What is digital history?
The field of humanities has been struggling to answer this for approximately the last 15 years, and numerous answers have evolved from this question. From our Clio Wired class at GMU, we discussed this question and in my breakout group we came to the consensus that digital history is largely a field that bridges the technology of computer science with the research and inquisitiveness of understanding history. It is a methodology that studies digital sources, and also documents history through digitization. It uses modern technology to aggregate retrospective information in new informative ways. Digital history has the capability to “democratize” history in ways never before possible, as technology has evolved nearly infinite resources with which to digitize and record data.
In Ian Milligan’s 2019 book, History in the Age of Abundance?: How the Web is Transforming Historical Research, Milligan takes us on a journey exploring the answer to the question of what is digital history and what does it mean to do history in the “age of information.” In particular, he examines the tension within the field of the new incredible access to more voices in history than ever before while at the same time not always having the appropriate tools and methods to parse the data into something useful.

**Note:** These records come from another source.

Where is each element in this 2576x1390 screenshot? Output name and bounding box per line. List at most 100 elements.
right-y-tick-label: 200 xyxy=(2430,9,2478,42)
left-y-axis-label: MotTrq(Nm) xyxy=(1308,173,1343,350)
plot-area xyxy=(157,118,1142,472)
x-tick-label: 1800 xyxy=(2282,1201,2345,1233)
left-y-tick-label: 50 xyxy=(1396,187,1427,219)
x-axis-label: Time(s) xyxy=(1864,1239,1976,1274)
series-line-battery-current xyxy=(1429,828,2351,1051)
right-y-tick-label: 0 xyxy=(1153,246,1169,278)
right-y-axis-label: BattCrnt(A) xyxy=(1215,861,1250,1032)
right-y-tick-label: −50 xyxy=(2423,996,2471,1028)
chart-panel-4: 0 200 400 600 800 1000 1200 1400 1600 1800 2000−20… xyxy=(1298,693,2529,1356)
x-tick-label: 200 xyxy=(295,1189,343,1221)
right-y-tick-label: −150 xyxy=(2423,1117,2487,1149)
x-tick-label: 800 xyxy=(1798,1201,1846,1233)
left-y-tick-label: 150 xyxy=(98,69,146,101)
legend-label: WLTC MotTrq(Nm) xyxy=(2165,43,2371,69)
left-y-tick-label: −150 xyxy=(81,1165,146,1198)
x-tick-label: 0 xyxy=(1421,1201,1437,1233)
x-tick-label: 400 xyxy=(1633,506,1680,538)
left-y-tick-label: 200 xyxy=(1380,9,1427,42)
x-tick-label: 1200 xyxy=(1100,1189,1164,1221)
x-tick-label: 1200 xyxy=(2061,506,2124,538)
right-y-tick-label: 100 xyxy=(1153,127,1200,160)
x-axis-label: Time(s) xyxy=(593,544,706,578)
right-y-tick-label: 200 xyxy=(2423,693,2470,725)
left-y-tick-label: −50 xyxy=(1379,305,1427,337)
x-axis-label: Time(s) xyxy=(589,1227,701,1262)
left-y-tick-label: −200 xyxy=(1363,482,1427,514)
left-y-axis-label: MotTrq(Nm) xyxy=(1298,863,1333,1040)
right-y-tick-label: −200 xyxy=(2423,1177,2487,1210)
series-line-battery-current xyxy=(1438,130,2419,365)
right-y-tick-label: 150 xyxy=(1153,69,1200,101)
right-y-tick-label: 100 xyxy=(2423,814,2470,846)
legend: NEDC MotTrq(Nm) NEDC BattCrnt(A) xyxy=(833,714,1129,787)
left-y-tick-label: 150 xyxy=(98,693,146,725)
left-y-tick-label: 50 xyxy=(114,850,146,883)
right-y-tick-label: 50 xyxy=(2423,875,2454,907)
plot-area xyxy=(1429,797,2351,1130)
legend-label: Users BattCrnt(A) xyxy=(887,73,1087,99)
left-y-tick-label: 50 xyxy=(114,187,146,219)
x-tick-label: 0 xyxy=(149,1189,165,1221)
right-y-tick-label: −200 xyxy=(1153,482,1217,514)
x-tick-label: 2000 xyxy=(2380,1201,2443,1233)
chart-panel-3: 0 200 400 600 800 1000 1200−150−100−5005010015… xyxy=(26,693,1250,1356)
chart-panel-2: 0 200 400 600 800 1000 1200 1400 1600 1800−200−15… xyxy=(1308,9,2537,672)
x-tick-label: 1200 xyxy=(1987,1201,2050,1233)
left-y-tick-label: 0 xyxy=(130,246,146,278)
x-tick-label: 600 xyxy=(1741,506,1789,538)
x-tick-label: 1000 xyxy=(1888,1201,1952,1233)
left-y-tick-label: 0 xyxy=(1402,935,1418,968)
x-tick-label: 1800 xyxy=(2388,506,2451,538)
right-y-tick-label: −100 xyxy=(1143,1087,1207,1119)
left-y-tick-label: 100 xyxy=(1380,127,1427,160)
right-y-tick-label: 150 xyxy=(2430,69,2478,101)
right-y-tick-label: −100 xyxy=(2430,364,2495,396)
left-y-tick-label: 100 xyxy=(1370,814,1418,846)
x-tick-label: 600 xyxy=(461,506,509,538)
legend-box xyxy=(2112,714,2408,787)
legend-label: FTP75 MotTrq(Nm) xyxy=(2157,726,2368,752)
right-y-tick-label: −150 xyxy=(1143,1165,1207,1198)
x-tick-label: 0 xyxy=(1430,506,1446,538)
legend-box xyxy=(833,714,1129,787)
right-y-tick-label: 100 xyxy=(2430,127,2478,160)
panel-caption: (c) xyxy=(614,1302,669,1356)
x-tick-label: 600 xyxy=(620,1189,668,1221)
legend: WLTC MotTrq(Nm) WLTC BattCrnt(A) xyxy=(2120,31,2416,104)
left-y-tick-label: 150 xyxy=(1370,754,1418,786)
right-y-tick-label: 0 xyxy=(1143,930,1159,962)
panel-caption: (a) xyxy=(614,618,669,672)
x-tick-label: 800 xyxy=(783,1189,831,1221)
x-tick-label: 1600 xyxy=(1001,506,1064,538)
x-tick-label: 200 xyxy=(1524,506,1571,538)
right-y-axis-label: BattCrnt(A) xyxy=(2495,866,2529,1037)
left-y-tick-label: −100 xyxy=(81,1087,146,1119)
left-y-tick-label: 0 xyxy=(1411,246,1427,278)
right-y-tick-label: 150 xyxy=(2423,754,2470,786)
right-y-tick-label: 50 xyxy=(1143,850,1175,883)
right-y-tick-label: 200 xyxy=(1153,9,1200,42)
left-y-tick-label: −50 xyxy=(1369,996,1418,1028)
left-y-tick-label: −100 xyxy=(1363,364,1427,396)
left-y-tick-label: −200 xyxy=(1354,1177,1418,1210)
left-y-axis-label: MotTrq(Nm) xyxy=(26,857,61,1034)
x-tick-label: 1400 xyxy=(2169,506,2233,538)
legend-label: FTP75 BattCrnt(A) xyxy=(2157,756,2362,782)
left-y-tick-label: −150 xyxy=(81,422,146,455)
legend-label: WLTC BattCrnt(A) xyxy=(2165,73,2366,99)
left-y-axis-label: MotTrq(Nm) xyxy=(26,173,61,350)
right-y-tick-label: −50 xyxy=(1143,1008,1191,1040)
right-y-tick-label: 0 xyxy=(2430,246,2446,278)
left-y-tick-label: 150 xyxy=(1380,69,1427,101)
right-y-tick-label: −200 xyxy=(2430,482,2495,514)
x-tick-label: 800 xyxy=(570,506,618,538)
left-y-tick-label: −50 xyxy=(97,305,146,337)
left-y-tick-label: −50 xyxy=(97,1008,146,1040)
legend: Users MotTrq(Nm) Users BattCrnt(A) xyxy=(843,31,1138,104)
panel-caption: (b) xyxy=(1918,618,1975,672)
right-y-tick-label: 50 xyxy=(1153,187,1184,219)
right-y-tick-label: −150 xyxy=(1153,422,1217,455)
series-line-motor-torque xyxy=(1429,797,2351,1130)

He remarks that in eras past, it simply would have been impossible to remember so much, and so our history is distilled to make sense of significant events and significant (most often elite) people. In the information age, we can remember far more about the common world than ever before.
However, Milligan also deftly points out the problems facing the field (and our culture) today – the overwhelming amount of information that can be manipulated, falsified, and often results in the loss of credibility for experts by those who feel they are “informed.” In eras past, there have been experts who served as information gatekeepers – usually for better but also occasionally for worse – and how will this play out on today’s internet? Milligan highlights the problems with search engines and biased results. How will the field evolve to address the sheer amount of data, to make sense of it, without losing minority voices of all kinds? And what are the privacy rights and implications of archived internet pages of long ago, before users were even prescient of its permanence? Perhaps rather than a question, digital humanities is in fact the answer to these questions.
Toward this end, as Chinese philospher Lao Tzu said, a journey of a thousand miles begins with the first step. In our training as students of digital humanities, our first step was creating our own piece of internet real estate, a professional personal site which would host this blog. As I have only previously used blogger before, and then only on occasion, it has been a challenge for this perfectionist. I find that wordpress, while clearly intended to be rational and user friendly, still falls short of the capabilities that I wish I could do with it. There are many simple things I wish to do – like changing the font – that I’m currently at a loss for. And, I literally could fiddle and refine the formatting indefinitely! It’s definitely a learning process but I’m looking forward to the new skills that I will gain.